And so it goes: One day you're mocking NBC for its abject hackery and malfeasance, the next you're sitting in Conan O'Brien's TV studio with Liz, talking about media synergy and gorging on shrimp cocktail.
Last night, our NBC affiliate -- the one located in the media capital of the galaxy -- held a Blogger Summit to tell us that it needs our help. Resources are limited, budgets are tight, and there are only 22 beat reporters to cover the tri-state area's 23 million people. (You'd think they'd hire that 23rd person, just to preserve a nice, clean, million-to-one ratio. But anyway.) You bloggers are out there, they said. On the front lines. Scraping up stories. Spewing gossip. Ranting. Raving. Photographing celebrity junkparts. How can we help bring these vital clots of content to a wider audience and boost our ratings?
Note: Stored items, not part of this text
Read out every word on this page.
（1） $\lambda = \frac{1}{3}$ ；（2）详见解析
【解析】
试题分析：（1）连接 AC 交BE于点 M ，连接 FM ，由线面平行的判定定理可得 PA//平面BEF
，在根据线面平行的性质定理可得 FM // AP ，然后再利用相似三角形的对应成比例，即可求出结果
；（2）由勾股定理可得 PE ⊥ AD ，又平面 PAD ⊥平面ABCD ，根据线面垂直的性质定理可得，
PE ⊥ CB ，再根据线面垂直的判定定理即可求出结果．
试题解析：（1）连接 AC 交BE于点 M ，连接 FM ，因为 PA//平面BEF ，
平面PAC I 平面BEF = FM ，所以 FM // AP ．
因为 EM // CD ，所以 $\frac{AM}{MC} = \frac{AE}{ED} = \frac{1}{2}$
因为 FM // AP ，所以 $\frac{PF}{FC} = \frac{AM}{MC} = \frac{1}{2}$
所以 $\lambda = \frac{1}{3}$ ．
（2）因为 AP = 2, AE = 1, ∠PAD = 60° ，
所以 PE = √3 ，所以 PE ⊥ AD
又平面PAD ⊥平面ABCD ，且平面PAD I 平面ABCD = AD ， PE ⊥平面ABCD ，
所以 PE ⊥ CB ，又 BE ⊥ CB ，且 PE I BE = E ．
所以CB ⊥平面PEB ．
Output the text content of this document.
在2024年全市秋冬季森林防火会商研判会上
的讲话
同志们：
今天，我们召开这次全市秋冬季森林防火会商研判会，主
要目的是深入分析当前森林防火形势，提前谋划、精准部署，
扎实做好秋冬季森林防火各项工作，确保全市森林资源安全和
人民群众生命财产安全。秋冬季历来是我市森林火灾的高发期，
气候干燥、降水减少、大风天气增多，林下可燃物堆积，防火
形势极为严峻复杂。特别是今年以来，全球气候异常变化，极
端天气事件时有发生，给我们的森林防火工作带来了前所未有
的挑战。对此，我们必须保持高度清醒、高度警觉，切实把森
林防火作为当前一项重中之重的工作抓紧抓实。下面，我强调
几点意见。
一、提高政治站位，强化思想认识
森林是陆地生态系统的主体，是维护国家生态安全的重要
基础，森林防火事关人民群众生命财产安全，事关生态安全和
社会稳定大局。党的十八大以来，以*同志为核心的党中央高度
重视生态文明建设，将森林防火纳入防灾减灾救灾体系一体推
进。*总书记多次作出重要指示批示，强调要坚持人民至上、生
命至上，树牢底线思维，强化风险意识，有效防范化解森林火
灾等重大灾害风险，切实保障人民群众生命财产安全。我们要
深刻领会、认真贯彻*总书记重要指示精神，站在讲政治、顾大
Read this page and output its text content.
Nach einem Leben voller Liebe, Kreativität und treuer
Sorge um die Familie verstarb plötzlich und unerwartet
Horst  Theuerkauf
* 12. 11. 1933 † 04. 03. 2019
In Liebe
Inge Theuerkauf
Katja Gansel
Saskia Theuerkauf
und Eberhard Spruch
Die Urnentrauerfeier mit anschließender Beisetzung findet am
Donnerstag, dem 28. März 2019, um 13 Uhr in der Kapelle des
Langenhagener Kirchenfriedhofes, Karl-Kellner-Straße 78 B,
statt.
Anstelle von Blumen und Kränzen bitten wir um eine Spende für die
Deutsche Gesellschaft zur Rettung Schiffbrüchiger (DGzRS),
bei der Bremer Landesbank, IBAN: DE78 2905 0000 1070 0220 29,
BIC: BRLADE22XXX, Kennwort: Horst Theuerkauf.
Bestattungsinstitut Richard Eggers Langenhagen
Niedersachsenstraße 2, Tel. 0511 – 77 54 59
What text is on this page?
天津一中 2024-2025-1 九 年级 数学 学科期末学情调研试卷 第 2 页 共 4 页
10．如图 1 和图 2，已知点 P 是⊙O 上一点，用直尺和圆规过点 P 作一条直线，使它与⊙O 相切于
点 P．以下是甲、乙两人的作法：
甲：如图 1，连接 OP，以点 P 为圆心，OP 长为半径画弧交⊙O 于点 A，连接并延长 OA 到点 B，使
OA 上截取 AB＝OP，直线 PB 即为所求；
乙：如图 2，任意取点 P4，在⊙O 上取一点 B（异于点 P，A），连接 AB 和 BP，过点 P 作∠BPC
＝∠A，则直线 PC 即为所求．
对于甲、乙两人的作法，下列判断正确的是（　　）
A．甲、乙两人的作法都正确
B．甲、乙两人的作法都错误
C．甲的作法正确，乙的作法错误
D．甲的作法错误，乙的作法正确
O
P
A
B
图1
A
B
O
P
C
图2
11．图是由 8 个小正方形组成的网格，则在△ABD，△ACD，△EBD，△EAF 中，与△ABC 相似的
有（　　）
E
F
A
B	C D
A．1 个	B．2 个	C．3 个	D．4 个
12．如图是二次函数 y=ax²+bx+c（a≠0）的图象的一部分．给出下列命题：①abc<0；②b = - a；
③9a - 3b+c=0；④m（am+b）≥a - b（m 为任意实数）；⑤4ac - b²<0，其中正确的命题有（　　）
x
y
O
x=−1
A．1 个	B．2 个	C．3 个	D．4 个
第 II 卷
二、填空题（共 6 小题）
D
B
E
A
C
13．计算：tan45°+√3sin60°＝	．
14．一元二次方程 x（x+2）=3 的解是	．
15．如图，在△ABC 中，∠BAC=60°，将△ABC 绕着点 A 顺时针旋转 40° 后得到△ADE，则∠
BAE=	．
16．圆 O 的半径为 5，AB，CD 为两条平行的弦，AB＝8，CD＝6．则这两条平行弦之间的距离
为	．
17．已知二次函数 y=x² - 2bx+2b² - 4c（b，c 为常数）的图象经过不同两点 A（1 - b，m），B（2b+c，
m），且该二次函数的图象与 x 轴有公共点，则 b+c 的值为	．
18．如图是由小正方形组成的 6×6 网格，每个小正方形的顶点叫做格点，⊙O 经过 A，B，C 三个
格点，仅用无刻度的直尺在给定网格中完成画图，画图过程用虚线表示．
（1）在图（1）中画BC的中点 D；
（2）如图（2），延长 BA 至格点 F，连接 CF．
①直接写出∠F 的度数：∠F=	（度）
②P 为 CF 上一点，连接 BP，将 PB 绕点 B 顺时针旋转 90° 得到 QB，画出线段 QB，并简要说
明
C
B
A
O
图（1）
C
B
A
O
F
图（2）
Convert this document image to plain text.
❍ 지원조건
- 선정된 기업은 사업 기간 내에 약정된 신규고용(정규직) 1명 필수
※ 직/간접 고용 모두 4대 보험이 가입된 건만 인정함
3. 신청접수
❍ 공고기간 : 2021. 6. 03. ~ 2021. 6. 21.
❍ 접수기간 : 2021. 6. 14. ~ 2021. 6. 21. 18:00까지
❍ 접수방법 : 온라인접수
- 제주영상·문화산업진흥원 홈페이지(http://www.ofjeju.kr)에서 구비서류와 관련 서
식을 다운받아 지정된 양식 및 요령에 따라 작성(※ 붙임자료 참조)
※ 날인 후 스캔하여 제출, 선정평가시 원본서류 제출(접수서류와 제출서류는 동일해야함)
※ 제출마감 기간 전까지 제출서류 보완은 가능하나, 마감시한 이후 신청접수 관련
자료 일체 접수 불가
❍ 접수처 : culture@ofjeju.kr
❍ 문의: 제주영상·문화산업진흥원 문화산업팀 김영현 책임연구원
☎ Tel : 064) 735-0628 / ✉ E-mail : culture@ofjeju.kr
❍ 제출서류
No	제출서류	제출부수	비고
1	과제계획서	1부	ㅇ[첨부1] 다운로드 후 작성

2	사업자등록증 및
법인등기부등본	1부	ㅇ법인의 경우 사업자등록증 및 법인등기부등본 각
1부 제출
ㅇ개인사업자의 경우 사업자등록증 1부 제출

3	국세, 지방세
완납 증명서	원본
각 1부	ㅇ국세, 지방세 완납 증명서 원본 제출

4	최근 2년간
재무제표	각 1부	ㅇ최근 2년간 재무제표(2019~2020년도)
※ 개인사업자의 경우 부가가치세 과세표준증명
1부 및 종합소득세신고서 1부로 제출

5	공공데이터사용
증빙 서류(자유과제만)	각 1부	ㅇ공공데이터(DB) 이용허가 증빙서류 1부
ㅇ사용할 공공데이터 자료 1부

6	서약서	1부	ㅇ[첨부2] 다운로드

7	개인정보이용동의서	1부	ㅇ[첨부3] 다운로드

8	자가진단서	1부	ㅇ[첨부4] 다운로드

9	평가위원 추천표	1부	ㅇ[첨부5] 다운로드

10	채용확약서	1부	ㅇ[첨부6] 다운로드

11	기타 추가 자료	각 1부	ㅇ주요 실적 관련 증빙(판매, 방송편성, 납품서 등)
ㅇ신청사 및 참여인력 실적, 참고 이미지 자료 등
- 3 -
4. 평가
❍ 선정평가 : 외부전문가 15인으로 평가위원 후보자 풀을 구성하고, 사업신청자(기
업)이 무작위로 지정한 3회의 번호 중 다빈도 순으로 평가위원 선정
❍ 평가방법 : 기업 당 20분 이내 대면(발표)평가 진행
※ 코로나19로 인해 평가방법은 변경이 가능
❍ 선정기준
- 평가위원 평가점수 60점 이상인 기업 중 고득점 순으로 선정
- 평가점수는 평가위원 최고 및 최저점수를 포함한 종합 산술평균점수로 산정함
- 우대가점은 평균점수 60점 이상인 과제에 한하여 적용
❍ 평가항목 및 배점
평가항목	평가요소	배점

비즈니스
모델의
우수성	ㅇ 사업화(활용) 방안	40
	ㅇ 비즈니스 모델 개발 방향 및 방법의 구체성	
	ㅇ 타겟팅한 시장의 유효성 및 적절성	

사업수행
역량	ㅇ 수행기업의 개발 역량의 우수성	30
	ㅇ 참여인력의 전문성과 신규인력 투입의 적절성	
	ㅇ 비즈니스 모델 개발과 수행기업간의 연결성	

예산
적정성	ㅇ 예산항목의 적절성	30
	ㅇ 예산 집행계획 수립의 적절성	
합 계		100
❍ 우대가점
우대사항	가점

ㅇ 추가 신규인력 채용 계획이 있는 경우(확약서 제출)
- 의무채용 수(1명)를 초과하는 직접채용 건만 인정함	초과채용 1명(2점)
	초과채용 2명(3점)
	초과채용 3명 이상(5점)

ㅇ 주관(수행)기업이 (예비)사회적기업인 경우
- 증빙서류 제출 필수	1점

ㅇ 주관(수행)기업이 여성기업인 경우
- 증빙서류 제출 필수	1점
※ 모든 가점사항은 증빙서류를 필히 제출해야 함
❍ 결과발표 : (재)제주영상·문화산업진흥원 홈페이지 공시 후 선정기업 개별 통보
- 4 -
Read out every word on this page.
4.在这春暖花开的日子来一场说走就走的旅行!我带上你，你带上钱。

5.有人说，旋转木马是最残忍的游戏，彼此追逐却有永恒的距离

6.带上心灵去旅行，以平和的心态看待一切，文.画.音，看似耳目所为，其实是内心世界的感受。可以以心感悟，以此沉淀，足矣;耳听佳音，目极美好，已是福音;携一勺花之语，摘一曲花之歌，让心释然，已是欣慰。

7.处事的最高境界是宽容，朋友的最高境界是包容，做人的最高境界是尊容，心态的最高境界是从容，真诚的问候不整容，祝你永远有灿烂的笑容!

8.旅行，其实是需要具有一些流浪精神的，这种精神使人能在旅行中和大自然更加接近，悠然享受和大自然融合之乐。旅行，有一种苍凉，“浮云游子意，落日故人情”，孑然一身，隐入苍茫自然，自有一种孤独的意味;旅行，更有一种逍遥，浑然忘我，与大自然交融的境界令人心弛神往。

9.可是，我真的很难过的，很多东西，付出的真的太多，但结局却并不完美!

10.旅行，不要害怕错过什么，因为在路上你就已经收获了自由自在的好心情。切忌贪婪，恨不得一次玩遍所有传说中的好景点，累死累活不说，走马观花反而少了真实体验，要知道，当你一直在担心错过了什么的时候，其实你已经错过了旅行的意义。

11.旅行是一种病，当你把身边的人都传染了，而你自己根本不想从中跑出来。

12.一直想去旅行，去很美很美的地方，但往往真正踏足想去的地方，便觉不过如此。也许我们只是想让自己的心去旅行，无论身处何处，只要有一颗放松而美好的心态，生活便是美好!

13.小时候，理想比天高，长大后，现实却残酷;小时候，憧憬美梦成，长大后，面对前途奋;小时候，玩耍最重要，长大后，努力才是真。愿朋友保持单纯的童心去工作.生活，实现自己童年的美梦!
The answer is, You can't. Because local news is dead, cremated, and decoratively urned on the mantel. Everything is the same. The news-team quartets are the same. The banter's the same. The hair and teeth are the same. The sets are the same. And the story sequence is the same: these people were murdered, these buildings burned down, this shit hit that fan, this team won, this team lost, this is the Doppler 4000 futurecast, this was hardly necessary.) It's so deeply entrenched that parodies of parodies have been parodied.
And it's not like they're unaware of this. The highlight of the night came when News Director Dan Forman asked us, point-blank: Why bother producing a TV newscast at all? Why not just migrate it all to the web?
Well, apart from the people who don't have a computer and/or don't know how to use one (and could tell you where they were when McKinley was shot), there's not much reason to have local news on TV. The format is too confining. Newscasts air at specific times, usually when something better is on (Like The Daily Show. Or a Seinfeld rerun. Or Ron Popeil.) Everything is crammed into finite air time, so each story gets reduced to eight seconds of benign froth. And if there's ever something you want to see, you have to wait through all the murders and fires and shit-encrusted fans before your piece comes on.
If you make news interactive, users can customize what they see and when they see it, and since there's no time limit, producers can delve deeper into stories. There's just the little matter of how to pay for it, because way too many people will eagerly bypass news stories in favor of celebrity junkparts.
So good luck and godspeed, WNBC, in your quest to revitalize local news. And a special good luck to Ushery, whose toddler is getting molars and has stopped sleeping. If he ever passes out on the air, you'll know why.